Irene Rosberg, programme director of the Blue MBA at Copenhagen Business School, writes for Splash.

The map has changed, and it keeps changing. In maritime, this is no longer a cliché; it’s a daily reality.

For those of us shaping the next generation of leadership at the CBS Blue MBA, the biggest challenge facing senior executives today isn’t volatility. It’s the instinct to treat volatility as temporary. Geopolitical flashpoints, carbon regulation, digitalisation, AI, economic instability; these aren’t passing storms. They’re permanent weather systems, and the leadership playbook must evolve.

Traditional strategic models based on long-range planning and stable assumptions are now, frankly, liabilities. Strategic rigidity is dangerous. Leaders must learn to pivot, reassess, and move fast. But that doesn’t mean becoming reactive. It means developing a new literacy: one rooted in systems thinking, scenario planning, and the emotional intelligence to lead people through ambiguity.
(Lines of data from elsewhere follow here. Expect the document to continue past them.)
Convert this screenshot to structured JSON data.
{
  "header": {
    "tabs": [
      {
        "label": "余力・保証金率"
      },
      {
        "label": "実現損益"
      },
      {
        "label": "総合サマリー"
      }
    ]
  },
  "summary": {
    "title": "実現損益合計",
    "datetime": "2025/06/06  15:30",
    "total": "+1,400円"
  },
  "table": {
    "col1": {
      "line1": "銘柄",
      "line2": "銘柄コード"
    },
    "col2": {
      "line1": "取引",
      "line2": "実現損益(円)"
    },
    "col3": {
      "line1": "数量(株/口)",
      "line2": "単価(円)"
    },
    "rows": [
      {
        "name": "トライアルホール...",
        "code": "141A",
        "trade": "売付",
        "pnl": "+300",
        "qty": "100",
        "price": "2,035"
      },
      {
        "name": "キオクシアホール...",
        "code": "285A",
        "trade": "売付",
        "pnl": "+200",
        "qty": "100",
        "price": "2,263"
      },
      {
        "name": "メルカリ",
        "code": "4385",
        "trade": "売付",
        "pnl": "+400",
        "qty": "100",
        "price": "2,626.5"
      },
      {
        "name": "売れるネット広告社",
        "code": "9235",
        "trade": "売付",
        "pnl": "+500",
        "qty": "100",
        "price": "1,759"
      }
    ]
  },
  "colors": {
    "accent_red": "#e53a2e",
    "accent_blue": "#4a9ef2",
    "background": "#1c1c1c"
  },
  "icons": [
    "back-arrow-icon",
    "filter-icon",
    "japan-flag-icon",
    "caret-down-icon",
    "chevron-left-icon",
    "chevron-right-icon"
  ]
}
This is not a future problem. It’s now. The maritime sector is already paying the price for a strategy gap, in cost overruns, lost talent, and missed opportunities. We see companies struggling not because of lack of capital, but because of lack of capacity: strategic, organisational, and human.

Outdated strategy, outdated tools

Strategic planning in our industry still leans too heavily on static tools and dated models. Many maritime leaders are brilliant operators but have never been trained to think and lead strategically in today’s hyper-fluid environment. Worse, they often lack the confidence to question the very structures and assumptions they inherited.

What’s missing isn’t brainpower, it’s mindset.

Take decarbonisation. It’s one of the most pressing strategic dilemmas of our time, and many companies still debate whether to retrofit engines or invest in future-fuel tech. We’ve seen Blue MBA participants confront this dilemma head-on in their Integrated Strategy Projects. One recent project evaluated whether a leading tanker company should remain in its medium-size segment or take the high-risk leap into VLCCs. Another explored whether to develop retrofit solutions or leap directly to dual-fuel innovation, a decision with major implications for both capital and compliance.

These aren’t academic case studies. These are real-world, board-level questions with enormous uncertainty, and they require leaders who are prepared to make bold, informed decisions with incomplete data.

The talent risk no one wants to talk about

Another under-acknowledged strategic risk is talent. Maritime is struggling to attract and retain future leaders. If we fail to invest in people, we’ll soon be asking the workforce to solve tomorrow’s problems using yesterday’s tools. That simply won’t work.

What we need are leaders who are digitally literate, emotionally intelligent, and capable of cross-functional thinking. Leaders who are collaborative, purpose-driven, and open to life-long learning, not just in name, but in practice.

At the Blue MBA, we’ve built a curriculum around these principles. Our goal is to help the industry not just react to change but shape it by producing executives who thrive in uncertainty. From scenario planning and systems design to leadership under pressure, we give participants the frameworks, exposure and confidence to lead.

What I’ve learned after two decades leading this programme is simple: the best leaders are not the most experienced. They’re the most adaptable. They have the courage to unlearn, the humility to listen, and the foresight to see complexity not as chaos but as opportunity.

The next five years will be defined by those who choose to lead with resilience, clarity and curiosity, and those who wait for the map to settle.

One of those options will still be in business.